O governo paralelo afirma que as Forças Populares de Defesa, lutando ao lado de combatentes mais experientes das milícias étnicas, mataram cerca de 9.000 soldados do Tatmadaw de junho de 2021 a fevereiro de 2022 (cerca de 300 membros das milícias morreram em combate, segundo o governo paralelo). Um porta-voz dos militares de Mianmar disse que o número real de mortos é menor, e que os números da autoridade paralela não podem ser confirmados. Mas fontes militares reconheceram que o Tatmadaw estava preocupado com o aumento de baixas.

Os feridos da resistência são tratados em uma clínica na selva com mesas de cirurgia de bambu e um dispensário feito de tiras de bambu. Ko Mon Gyi, um miliciano, descansava sobre uma plataforma de madeira, com a perna enfaixada por causa de um tiro que levou lutando no mês passado. Outros oito combatentes foram feridos naquele dia.

"Assim que eu me recuperar, vou lutar de novo", disse ele. "É meu dever."

O diretor da clínica é um médico que serviu no exército durante quase 12 anos. Como médico de campo de batalha, o doutor Drid, como ele chama a si mesmo, tratou soldados feridos em lutas contra alguns dos rebeldes étnicos que hoje abrigam seu batalhão das Forças Populares de Defesa.

"Eu acredito nos direitos humanos e na democracia", disse Drid. "O Tatmadaw deveria lutar por essas coisas, proteger essas coisas."

A voz do antigo médico do exército tremeu e suas mãos também quando ele descreveu o dia, no ano passado, em que saiu de casa e desertou. Ele não contou à sua família para onde ia, por medo de que os militares retaliassem; alguns parentes de soldados que desertaram foram presos e torturados. Pelo que seu filho sabe, ele pode ter sido morto em combate, disse.

"Eles são covardes", disse ele sobre as Forças Armadas, em que ele entrou aos 15 anos. "São robôs que não conseguem pensar."

Para membros da geração jovem de Mianmar, o golpe foi uma volta a um passado quase inimaginável, sem Facebook e sem investimentos. Sob um regime militar anterior, Mianmar foi um dos países mais isolados do mundo. Desde o golpe, a nova junta militar, liderada pelo general Min Aung Hlaing, proibiu as redes sociais, destruiu a economia e mais uma vez colocou o país inteiro numa casamata.

"Os generais roubaram nosso futuro", disse Ko Arkar, que até o golpe trabalhava como chef em um hotel em Rangoon, a maior cidade do país.

Ele costumava passar os dias clarificando consomê de carne e grelhando bifes no ponto perfeito. Hoje patrulha as linhas de frente com um engenheiro de redes, um trabalhador de indústria têxtil e um medalhista de vela nos Jogos do Sudeste Asiático.

"Sabemos como o Tatmadaw é ruim porque eles estão matando nossa gente e violentando nossas mulheres", afirmou Saw Bu Paw, comandante de batalhão do Exército Karen de Libertação Nacional, um das dezenas de grupos étnicos rebeldes. "Com o golpe, todo mundo no país sabe a natureza maligna deles."

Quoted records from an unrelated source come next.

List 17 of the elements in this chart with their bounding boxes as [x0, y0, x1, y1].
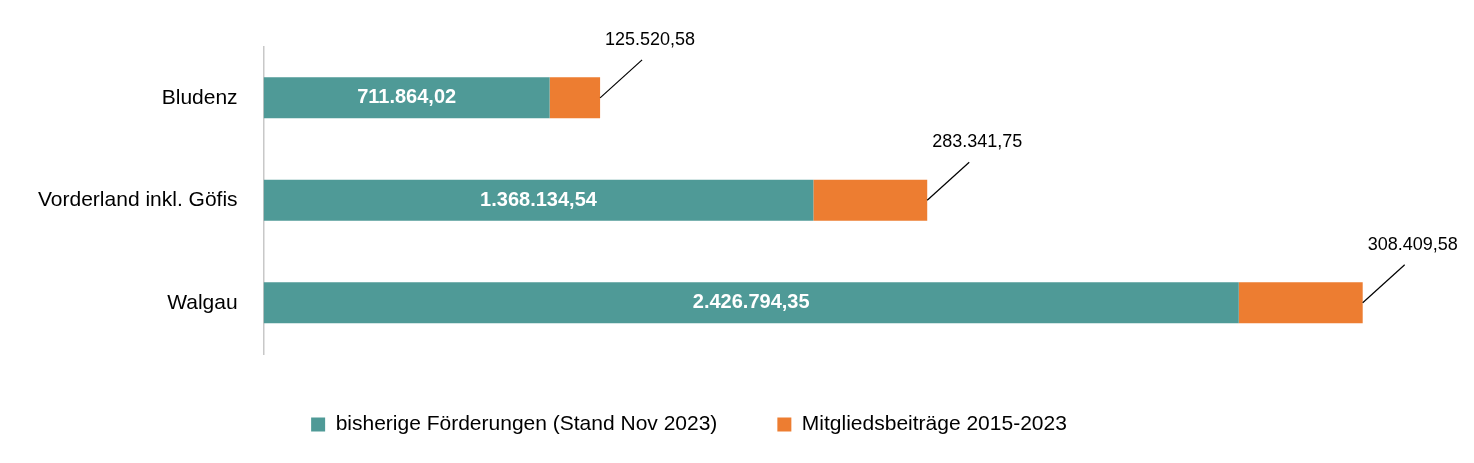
data-label: 308.409,58 [1367, 233, 1458, 254]
bar [263, 179, 814, 221]
data-label: 711.864,02 [357, 85, 457, 108]
data-label: 2.426.794,35 [692, 290, 810, 313]
y-tick-label: Bludenz [161, 84, 238, 108]
legend-label: Mitgliedsbeiträge 2015-2023 [801, 411, 1067, 435]
y-tick-label: Vorderland inkl. Göfis [37, 187, 238, 211]
bar [549, 77, 601, 119]
data-label: 125.520,58 [605, 28, 696, 49]
y-tick-label: Walgau [167, 289, 238, 313]
bar [1238, 282, 1363, 324]
legend-label: bisherige Förderungen (Stand Nov 2023) [335, 411, 718, 435]
bar [263, 282, 1239, 324]
data-label: 1.368.134,54 [480, 187, 598, 210]
data-label: 283.341,75 [932, 131, 1023, 152]
bar [813, 179, 928, 221]
bar [263, 77, 550, 119]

Investigadores da ONU disseram que o tratamento dado pelos militares a algumas minorias étnicas do país exibe as marcas do genocídio. Este mês, os Estados Unidos também designaram como genocídio a campanha do Tatmadaw contra a minoria muçulmana rohingya.

Embora não haja dados sólidos, o número de deserções do exército parece estar aumentando. Mesmo antes do golpe, os soldados estavam sobrecarregados e mal pagos.

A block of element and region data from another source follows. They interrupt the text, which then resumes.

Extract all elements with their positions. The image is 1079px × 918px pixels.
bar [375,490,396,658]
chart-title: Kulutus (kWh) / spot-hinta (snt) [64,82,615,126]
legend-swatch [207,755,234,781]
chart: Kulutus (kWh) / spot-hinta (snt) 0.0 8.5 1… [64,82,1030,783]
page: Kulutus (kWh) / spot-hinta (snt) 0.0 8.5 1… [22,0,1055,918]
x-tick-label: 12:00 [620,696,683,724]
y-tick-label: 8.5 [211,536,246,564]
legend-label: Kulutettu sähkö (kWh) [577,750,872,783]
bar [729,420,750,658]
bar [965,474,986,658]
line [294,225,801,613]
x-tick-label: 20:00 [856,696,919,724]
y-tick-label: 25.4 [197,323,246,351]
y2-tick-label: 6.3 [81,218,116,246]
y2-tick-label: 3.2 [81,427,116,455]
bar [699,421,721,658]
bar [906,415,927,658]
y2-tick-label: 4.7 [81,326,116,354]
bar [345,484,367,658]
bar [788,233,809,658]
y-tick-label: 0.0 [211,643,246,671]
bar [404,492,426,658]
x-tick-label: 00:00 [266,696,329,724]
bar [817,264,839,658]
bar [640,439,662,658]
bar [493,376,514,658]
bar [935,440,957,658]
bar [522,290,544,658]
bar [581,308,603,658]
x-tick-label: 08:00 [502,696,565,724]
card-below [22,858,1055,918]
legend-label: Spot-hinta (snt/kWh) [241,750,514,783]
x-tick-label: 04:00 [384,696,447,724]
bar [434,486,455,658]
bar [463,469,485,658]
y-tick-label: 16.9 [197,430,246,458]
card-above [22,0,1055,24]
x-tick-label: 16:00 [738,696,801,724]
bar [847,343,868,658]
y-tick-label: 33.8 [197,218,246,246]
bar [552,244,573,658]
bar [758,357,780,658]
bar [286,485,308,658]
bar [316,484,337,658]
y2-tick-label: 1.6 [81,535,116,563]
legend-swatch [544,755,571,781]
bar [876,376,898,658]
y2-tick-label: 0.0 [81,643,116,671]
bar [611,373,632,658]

"Quem quer ser soldado hoje?", perguntou Wai, outro médico que desertou do exército e hoje atende as Forças Populares de Defesa na floresta. "É uma profissão vergonhosa."

A guerra é feia, e os rebeldes foram acusados de abusos. Nas cidades, membros das FPD realizaram uma campanha de assassinatos e bombardeios que levantaram questões sobre disputas pessoais serem resolvidas sob o disfarce da luta pela democracia.

Mas a resistência continua crescendo, atraindo recrutas improváveis.

Até o ano passado, John Henry Newman, como é conhecido por seu nome de batismo, estudava para ser padre num seminário católico em Rangoon. Seus dedos, que antes acariciavam contas de rosário, apertaram um gatilho de rifle diversas vezes. Na luta em dezembro no leste de Mianmar, o inimigo estava tão perto que ele disparou, mas não sabe se as balas atingiram algum alvo, segundo disse.

"Matar é pecado", afirmou ele. "Mas não quando é uma guerra do bem."